We were asked to organize the entire guest experience for the concert within two weeks, from invitations to comprehensive location management, decoration, permits and transport of the team to their positions. Many unanswered questions. Why us? We create hospitality concepts, but not concerts. Then there was Teodor Currentzis, at the time, the most ambitious and well-known conductor on the international circuit. Are we even the right people for the job? Challenging would be an understatement when it came to the list of requirements. A church in the center of Vienna was chosen as the location. Setups and rehearsals were squeezed in between other trade fairs and concerts. All 60 musicians were asked to hold a candle during the performance. “Help, the last thing I need is a Notre Dame disaster in Vienna”… is what shot into my head as I simultaneously began to plan the appropriate security measures. But it was the wish of a long-standing client and we wanted to support him in successfully launching his project.

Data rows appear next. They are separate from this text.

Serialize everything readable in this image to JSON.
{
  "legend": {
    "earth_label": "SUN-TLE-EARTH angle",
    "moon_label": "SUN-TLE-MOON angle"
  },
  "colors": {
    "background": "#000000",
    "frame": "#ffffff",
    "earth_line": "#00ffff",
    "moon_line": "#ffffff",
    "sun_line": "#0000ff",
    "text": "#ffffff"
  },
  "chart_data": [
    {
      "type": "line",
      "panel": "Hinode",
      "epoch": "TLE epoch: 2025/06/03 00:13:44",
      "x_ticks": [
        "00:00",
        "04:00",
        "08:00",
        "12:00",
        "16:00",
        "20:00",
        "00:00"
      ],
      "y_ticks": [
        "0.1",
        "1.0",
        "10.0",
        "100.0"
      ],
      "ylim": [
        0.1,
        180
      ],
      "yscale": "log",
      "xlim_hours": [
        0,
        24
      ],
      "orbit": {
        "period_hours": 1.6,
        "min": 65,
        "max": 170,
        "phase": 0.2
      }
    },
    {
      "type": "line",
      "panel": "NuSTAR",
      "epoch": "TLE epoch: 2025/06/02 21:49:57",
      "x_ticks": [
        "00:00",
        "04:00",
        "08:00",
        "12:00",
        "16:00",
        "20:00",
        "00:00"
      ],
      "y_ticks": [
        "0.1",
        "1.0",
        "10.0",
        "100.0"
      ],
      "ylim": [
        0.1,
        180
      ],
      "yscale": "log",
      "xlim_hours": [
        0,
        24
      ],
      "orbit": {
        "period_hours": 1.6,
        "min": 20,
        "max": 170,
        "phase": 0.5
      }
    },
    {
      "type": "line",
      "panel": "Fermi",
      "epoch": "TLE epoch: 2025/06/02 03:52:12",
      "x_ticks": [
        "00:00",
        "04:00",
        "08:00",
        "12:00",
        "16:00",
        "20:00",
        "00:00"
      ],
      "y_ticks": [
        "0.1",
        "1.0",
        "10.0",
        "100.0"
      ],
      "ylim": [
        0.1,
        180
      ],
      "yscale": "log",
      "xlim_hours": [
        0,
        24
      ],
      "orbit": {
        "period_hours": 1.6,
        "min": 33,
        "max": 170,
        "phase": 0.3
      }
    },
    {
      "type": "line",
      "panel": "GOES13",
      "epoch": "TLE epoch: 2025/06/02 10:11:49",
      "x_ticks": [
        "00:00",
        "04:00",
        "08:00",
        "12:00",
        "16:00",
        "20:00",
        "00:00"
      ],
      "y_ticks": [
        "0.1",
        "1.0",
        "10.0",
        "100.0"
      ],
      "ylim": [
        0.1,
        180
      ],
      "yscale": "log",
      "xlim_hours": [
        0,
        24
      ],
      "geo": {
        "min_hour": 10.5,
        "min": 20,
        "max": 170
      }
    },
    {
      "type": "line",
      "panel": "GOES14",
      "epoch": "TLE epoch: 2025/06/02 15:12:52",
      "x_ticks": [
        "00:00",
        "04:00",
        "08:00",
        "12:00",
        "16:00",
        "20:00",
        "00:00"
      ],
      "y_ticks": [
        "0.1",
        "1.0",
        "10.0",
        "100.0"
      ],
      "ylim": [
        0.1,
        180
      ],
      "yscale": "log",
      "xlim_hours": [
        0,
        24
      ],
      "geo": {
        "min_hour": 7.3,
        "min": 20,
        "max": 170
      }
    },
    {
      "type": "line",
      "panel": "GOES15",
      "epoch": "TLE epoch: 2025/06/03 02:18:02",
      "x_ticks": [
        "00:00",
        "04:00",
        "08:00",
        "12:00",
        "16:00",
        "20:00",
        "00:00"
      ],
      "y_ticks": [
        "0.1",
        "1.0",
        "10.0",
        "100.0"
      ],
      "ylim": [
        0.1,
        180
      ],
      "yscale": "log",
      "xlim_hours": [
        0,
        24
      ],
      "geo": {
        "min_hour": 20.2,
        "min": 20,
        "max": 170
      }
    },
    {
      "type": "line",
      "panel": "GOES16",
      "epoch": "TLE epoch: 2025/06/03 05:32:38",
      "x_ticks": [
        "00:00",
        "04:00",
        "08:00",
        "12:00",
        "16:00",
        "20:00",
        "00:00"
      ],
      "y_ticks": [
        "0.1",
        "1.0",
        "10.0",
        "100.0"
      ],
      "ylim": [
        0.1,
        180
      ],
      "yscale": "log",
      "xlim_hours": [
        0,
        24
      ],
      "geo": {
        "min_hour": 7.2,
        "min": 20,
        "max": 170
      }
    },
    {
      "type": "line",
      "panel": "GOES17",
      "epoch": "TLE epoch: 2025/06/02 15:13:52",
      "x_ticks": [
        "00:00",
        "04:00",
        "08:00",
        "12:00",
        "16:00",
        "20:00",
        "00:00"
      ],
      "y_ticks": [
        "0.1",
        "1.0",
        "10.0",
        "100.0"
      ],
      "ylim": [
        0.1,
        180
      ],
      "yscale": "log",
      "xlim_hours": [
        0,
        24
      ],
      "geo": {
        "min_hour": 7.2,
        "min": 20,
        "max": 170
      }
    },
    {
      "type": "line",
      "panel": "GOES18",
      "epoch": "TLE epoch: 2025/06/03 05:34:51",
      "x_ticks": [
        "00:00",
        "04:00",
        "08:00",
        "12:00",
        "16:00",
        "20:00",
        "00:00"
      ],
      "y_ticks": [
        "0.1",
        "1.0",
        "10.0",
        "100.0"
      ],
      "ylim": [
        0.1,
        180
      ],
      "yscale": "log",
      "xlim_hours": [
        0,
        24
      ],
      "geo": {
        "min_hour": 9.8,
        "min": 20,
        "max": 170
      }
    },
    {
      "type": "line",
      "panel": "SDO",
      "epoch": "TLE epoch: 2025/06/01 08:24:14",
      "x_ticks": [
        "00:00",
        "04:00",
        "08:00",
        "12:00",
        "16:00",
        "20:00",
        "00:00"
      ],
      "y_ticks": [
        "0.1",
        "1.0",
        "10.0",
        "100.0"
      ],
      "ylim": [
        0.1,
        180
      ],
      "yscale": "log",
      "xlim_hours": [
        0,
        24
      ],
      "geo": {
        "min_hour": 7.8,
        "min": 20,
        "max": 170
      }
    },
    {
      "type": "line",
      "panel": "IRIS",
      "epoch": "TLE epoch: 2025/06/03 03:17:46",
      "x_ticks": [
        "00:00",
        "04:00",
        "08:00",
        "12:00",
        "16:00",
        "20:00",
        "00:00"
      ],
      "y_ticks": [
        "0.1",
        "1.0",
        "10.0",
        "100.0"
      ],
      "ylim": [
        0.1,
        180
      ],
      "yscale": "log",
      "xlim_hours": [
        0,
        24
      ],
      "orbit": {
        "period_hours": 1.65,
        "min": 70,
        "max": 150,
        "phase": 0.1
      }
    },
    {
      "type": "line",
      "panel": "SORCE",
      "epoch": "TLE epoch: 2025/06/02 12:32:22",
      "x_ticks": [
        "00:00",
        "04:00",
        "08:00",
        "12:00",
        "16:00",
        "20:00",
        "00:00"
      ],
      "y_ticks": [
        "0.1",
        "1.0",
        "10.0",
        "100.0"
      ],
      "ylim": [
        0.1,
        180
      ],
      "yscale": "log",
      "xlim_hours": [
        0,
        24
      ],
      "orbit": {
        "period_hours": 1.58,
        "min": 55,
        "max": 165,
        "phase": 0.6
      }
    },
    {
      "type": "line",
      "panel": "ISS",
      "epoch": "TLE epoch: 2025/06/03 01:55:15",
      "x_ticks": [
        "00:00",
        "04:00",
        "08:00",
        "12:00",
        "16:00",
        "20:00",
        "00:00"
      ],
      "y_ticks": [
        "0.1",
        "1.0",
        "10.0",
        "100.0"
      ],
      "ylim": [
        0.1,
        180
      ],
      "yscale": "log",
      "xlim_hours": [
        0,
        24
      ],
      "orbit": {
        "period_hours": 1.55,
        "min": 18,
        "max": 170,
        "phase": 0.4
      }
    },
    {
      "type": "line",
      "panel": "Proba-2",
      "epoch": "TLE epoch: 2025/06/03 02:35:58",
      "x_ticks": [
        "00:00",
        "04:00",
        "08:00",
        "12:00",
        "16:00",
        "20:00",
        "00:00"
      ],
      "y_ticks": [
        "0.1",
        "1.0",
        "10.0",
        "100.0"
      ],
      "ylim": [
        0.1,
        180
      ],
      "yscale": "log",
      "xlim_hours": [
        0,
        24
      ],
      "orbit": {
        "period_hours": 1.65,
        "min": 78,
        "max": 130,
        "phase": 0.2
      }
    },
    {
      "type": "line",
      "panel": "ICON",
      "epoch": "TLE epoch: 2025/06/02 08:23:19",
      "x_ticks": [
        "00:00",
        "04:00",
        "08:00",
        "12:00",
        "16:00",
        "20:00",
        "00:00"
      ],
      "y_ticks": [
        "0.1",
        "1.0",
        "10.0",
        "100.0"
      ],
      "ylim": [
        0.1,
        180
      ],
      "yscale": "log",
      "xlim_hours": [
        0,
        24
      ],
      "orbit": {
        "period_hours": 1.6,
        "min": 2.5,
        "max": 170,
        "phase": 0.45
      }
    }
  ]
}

While we were indeed at full capacity, we still managed to juggle all of the projects and tasks, putting together a new team within 24 hours and welcoming 500 enthusiastic guests at the Friars Minor Conventual Church in Vienna for a midnight concert just two weeks later. Pure adrenaline. Enormous focus on solutions and flexibility is very much in demand in these sectors. It’s good if you can rely on a strong network. Without these partners, many of the tasks would be nearly impossible and the thrill would be more like a small panic attack. What happened to my first “short-term project” from 2012? The planned short intermezzo turned into an outstanding, fixed annual date. And being able to shape the viennacontemporary each and every year is truly an exciting experience.